Advances in research on RNA methylation and cancer radiotherapy resistance
Hui Liu, Hui Luo, Ming Jin, Zhen Zheng, Yang Xi, Kaitai Liu

TL;DR
This review explores how RNA methylation affects cancer cells' resistance to radiotherapy and highlights recent findings on potential therapeutic strategies.
Contribution
The paper provides a comprehensive overview of RNA methylation's role in cancer radioresistance and its clinical implications.
Findings
RNA methylation modifications like m6A, m5C, m7G, and m1A influence cancer radioresistance.
Enzymatic systems regulate RNA methylation, impacting gene expression and cancer progression.

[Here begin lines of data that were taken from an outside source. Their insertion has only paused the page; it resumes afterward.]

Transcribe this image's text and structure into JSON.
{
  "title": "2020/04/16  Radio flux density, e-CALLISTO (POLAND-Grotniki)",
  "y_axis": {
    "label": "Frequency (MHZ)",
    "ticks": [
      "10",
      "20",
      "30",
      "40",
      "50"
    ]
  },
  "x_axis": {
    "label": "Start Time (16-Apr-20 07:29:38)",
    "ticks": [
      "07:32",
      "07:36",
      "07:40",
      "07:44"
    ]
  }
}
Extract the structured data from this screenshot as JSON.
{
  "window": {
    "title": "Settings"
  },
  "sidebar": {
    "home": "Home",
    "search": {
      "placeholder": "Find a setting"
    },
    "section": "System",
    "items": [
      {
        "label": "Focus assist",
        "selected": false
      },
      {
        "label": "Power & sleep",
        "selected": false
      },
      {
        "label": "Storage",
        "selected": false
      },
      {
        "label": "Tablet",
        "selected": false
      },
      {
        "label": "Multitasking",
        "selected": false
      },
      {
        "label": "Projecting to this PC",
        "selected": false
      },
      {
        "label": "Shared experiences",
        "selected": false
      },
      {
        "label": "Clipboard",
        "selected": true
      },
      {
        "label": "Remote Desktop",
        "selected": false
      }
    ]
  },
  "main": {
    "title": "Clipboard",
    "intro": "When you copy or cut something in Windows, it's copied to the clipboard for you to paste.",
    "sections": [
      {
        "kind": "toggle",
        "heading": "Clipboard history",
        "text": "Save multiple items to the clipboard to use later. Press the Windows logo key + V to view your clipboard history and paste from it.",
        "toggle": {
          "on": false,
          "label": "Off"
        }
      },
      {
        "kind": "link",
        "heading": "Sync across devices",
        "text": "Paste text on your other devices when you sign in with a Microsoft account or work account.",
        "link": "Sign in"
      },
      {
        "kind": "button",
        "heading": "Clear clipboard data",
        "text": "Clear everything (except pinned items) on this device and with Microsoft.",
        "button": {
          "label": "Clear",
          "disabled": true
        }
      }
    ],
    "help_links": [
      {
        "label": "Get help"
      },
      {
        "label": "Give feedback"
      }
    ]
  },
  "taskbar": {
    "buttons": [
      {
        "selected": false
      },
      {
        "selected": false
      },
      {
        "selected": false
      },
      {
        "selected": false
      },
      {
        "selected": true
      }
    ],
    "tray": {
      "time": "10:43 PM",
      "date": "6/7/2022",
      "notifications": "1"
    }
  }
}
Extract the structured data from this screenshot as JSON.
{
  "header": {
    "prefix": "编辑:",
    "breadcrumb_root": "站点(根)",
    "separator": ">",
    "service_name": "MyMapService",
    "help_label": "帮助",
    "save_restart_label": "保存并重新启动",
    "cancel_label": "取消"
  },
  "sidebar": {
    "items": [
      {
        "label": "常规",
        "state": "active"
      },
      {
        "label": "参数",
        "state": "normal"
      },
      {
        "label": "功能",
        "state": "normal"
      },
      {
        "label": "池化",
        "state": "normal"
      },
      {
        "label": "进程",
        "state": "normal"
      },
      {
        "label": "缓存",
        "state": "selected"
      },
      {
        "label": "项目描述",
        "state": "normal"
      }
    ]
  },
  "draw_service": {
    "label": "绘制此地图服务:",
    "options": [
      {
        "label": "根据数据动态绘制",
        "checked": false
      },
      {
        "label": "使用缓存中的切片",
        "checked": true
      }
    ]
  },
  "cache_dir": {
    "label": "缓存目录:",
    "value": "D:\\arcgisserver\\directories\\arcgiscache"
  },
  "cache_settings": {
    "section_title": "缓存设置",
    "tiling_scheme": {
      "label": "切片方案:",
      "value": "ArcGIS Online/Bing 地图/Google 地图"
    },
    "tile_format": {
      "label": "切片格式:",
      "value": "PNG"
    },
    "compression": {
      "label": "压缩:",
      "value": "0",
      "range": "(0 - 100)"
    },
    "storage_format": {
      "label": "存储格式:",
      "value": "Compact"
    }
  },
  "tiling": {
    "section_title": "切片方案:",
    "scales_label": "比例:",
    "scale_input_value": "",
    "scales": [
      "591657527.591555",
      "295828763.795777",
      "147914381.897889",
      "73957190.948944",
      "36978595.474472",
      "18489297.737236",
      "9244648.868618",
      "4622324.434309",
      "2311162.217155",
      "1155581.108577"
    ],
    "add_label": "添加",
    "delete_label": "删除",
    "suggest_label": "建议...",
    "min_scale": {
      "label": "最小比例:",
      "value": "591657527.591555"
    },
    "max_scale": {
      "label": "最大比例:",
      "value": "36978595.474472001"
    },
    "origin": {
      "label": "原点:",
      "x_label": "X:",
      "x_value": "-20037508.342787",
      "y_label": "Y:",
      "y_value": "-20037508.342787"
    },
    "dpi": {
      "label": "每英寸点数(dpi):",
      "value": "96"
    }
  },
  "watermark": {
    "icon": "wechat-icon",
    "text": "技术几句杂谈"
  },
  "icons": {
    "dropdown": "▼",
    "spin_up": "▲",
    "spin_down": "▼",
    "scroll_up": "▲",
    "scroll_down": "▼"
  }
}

Targeting RNA methylation shows potential for improving cancer radiotherapy outcomes.
Abstract
RNA methylation is a type of reversible chemical modification in epitranscriptomics that influences gene expression by dynamically regulating RNA functions. RNA methylation comprises N6-methyladenosine (m6A), 5-methylcytosine (m5C), N7-methylguanosine (m7G), N1-methyladenosine (m1A), and 3-methylcytosine (m3C) modifications. These are dynamically controlled by a tripartite enzymatic system: methyltransferases (“writers”) add methyl groups, demethylases (“erasers”) remove them, and RNA-binding proteins (“readers”) recognize and interpret the modifications to mediate downstream biological effects. Extensive research has shown the importance of RNA methylation in the onset and progression of cancer. RNA methylation contributes to radioresistance in cancer cells through various mechanisms, affecting therapeutic outcomes. To date, the precise functions of RNA methylation in cancer…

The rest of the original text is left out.